The vice-chairman of NITI Aayog, Arvind Panagariya, in his presentation on Sunday, showed that the size of the Indian economy will increase from a level of Rs137 trillion in 2015-16 to Rs469 trillion by 2031-32 (2015-16 prices)—a compound annual growth of about 8%. Higher growth is the best way of lifting standards of living, as has been demonstrated by China in recent decades. Attaining and sustaining this level of growth is feasible, but will need policy action on various fronts—as has also been highlighted in NITI Aayog’s action agenda. A 2016 working paper published by the Reserve Bank of India (RBI) noted that India’s potential growth slipped to about 7% during 2009-15 compared with 8% during 2003-08. The Indian economy is estimated to have expanded by 7.1% in the last fiscal.
As things stand today, in order to push both potential and actual output growth, policymakers would do well to focus on at least four broad areas.
Firstly, focus on strengthening macroeconomic fundamentals. A sound macroeconomic environment is a prerequisite for sustained higher growth. India has made significant progress over the last few years on this front, and all efforts should be made to attain the medium-term fiscal and monetary policy targets. The N.K. Singh committee has proposed a new fiscal architecture that will reduce the level of total debt stock with steady reduction in fiscal deficit. On the monetary policy side, the RBI’s rate-setting committee is targeting 4% inflation on a durable basis. Continued progress in both these areas will help strengthen economic stability.
One of the reasons for softer growth in recent years is a decline in savings rate. Higher growth in the last decade was backed by higher savings. India’s savings rate is estimated to have declined from the level of about 37% of the gross domestic product in 2007-08 to under 30% in 2016-17. India will need higher savings to sustain higher growth. A stable macro environment should augment savings and investment.

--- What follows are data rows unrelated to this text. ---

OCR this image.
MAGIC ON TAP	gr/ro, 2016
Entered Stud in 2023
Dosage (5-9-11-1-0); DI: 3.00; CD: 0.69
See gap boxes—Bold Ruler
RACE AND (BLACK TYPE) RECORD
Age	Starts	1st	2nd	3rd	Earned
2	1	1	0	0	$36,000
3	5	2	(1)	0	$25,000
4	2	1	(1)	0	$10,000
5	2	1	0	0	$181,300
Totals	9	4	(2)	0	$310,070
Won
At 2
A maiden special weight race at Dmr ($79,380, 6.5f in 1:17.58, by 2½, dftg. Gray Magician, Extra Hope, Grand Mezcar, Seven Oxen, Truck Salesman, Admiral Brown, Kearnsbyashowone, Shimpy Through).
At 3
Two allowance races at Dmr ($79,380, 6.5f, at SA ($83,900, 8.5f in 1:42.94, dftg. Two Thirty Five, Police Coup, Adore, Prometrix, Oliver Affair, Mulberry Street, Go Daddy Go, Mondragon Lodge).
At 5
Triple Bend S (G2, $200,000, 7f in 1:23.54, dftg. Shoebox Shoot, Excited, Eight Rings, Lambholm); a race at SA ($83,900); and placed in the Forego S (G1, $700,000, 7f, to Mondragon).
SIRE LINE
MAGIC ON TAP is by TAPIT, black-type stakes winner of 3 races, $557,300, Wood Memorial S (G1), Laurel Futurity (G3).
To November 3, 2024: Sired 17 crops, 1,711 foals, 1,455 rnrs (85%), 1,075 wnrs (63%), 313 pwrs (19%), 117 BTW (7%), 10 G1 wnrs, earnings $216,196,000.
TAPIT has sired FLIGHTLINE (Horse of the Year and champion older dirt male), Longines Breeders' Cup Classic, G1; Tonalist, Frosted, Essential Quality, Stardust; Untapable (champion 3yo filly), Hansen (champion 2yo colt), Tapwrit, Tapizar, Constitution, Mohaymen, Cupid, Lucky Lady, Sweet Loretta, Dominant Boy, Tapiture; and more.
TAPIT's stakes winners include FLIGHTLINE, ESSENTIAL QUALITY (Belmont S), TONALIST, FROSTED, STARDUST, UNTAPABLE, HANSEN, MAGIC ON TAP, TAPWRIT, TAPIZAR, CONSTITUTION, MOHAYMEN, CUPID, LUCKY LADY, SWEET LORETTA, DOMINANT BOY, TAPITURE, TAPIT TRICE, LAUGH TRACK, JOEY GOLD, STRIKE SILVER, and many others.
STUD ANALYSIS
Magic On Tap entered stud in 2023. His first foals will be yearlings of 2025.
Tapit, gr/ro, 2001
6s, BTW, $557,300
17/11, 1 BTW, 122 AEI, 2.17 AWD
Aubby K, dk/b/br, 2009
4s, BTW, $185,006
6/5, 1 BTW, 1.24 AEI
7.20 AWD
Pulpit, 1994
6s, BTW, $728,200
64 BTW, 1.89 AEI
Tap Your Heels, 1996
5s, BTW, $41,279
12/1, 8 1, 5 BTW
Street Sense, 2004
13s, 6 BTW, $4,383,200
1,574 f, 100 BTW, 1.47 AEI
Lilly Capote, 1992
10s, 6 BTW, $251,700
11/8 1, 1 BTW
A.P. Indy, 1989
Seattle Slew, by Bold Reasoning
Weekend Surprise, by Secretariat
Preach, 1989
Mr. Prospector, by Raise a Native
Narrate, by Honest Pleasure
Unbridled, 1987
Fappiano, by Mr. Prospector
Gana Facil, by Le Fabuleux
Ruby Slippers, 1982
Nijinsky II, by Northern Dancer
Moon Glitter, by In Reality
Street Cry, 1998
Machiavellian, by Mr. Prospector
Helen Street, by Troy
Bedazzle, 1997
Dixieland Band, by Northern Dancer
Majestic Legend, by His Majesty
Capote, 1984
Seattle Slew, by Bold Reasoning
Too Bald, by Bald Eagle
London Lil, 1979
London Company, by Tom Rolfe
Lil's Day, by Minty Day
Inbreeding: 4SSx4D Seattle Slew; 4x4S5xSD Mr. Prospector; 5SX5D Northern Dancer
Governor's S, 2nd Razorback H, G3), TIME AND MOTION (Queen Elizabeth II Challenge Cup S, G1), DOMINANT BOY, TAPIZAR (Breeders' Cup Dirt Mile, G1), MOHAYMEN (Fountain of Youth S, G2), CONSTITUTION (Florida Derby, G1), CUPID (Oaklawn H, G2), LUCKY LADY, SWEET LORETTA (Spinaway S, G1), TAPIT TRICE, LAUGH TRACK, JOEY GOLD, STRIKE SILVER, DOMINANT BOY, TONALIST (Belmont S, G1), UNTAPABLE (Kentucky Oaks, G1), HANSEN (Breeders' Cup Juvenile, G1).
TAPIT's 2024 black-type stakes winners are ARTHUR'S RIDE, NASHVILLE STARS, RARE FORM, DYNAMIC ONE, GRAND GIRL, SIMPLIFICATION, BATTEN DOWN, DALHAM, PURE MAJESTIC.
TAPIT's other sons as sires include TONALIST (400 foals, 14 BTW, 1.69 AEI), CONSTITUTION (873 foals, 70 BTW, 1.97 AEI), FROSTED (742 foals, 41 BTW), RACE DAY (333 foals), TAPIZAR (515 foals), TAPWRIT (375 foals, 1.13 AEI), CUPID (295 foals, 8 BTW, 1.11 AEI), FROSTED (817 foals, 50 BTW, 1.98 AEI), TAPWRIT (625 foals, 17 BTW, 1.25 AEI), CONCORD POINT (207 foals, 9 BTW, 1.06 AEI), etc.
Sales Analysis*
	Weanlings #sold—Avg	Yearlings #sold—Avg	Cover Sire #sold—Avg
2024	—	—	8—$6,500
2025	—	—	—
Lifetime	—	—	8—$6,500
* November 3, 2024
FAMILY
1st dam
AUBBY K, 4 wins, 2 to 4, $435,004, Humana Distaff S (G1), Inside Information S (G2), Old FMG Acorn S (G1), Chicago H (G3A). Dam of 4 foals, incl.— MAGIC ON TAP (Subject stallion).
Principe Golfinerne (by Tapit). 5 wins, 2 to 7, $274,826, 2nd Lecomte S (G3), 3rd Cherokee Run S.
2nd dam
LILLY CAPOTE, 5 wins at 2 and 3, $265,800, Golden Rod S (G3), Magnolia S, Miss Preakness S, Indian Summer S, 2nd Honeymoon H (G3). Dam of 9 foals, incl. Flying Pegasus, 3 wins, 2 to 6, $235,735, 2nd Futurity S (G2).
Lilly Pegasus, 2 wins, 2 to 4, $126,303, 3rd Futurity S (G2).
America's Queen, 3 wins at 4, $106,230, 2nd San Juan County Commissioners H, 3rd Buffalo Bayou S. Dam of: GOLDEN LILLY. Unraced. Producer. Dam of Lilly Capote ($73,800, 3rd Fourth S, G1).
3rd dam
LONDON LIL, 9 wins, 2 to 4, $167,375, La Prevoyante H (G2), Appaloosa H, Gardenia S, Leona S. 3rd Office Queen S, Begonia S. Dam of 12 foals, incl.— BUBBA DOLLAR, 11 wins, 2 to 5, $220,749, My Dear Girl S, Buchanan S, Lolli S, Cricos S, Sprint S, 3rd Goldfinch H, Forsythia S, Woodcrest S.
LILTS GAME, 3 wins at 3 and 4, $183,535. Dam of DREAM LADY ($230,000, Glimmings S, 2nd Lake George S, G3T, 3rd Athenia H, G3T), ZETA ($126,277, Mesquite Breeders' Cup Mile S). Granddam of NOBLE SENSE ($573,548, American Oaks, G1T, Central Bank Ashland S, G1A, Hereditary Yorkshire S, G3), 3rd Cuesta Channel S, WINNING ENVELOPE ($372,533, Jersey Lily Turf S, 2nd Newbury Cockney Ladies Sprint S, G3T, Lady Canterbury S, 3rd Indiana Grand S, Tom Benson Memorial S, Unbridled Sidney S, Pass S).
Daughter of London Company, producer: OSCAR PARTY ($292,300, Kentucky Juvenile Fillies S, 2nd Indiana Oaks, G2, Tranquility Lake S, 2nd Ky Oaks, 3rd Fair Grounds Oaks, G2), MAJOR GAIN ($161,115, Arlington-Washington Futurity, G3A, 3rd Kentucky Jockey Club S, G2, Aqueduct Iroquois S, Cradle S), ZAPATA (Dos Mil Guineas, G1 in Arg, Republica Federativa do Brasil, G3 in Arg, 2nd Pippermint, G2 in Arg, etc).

Secondly, fix the banking sector. It is now well accepted that high levels of non-performing assets—particularly in public sector banks—are a drag on investments and growth. The sector needs a fresh road map in the short to medium term that not only addresses the current problem, but also provides the necessary checks and balances so that a similar situation is avoided in the future. NITI Aayog’s action agenda has suggested auctioning assets to private asset reconstruction companies. For a durable solution, the government should reconsider its role in the sector. A significant reduction in government holding in banks will augur well for the economy.
Further, India also needs a lively corporate bond market as it will provide an alternative source of financing and reduce the pressure on the banking sector. A vibrant, competitive and stable financial sector will help push investment and growth in the medium to long run.
Thirdly, improve conditions in land and labour markets. In order to sustain higher growth, the government will need to make it easier for businesses to acquire land and hire labour. India is a country of small enterprises. The latest economic census shows that on an average, enterprises in India employ only 2.24 workers. The small and informal nature of business enterprises in India affects productivity and is an impediment to growth. One of the reasons for having too many small enterprises is rigid labour laws. The government should work on creating a flexible labour market, which will allow businesses to take advantage of economies of scale. Similarly, the government also needs to make it easier for businesses to acquire land. A number of projects are stuck because of land acquisition problems. Reforms in these markets would require greater coordination between the Centre and states.
Finally, the government needs to review its own functioning and change in a way that allows the market to attain its full potential. For instance, it will need to withdraw from commercial activities through privatization and focus on strengthening regulatory capabilities. Further, it should always be careful about the unintended consequences of intervention. The recent decision of the Narendra Modi government to impose price caps on coronary stents is an example of exactly what the government should not be doing. Price caps inevitably result in shortages with adverse consequences. The government should always avoid such decisions.
It can be said with near certainty that like the last decade and a half, the next 15 years will also bring tremendous change, especially in the area of technology, and throw up new opportunities and challenges. Therefore, policymakers will need to constantly work on multiple levels in order to create enabling conditions that will allow the Indian economy to develop at a rapid pace and achieve long-term goals.